Aujourd’hui : 20 boulevard des Italiens, 1/3 rue Laffitte.
Par Bernard Vassor et Chantal Chemla ©2005
Sur cet emplacement s’élevait l’hôtel Choiseul-Stainville où vécut madame Tallien, « Notre-Dame de Thermidor », la plus célèbre des Merveilleuses qui mit à la mode le vêtement grec flottant et transparent. Elle avait les pieds ornés de rubis, une chevelure abondante tour à tour brune, rousse, blonde, le teint pâle, les yeux très noirs. Elle dirigea avec son mari le mouvement réactionnaire. Son salon figurait parmi les plus acharnés Clubs contre-révolutionnaires[[Augustin Challamel : Les Clubs contre-révolutionnaires, Quantin, Paris 1895.]])
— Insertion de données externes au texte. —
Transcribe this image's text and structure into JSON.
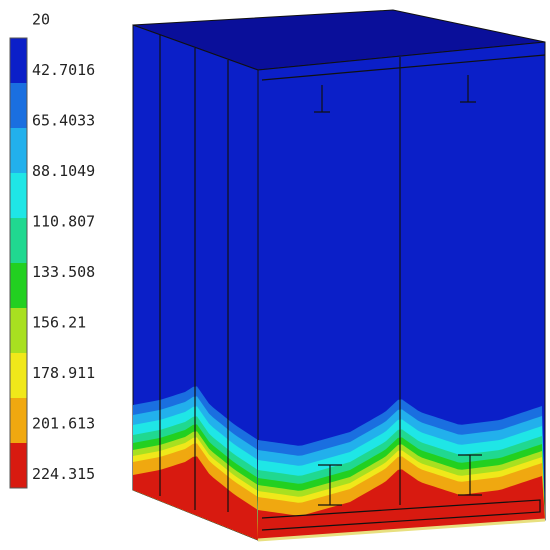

Tallien, lassé de son infidélité s’éloigna d’elle. Pendant son absence, elle eut trois enfants. Dès son retour, il obtint le divorce.
Après la démolition de l’hôtel Choiseul-Stainville, l’emplacement fut occupé par le Café Hardy, établi à l’angle du boulevard de Gand et de la rue Cerutti : on ignore la date de naissance de l’établissement, mais il était déjà célèbre sous l’Empire.
« On pouvait y déguster (chez Madame Hardy, ou Hardi) les meilleures côtelettes de la capitale, des membres de volaille en papillotes savantes, des émincés de volailles aux truffes, des andouillettes farcies aux truffes…qui donneraient de l’appétit à un agonisant. » Almanach des Gourmands. Grimaud de la Reynière, 1804.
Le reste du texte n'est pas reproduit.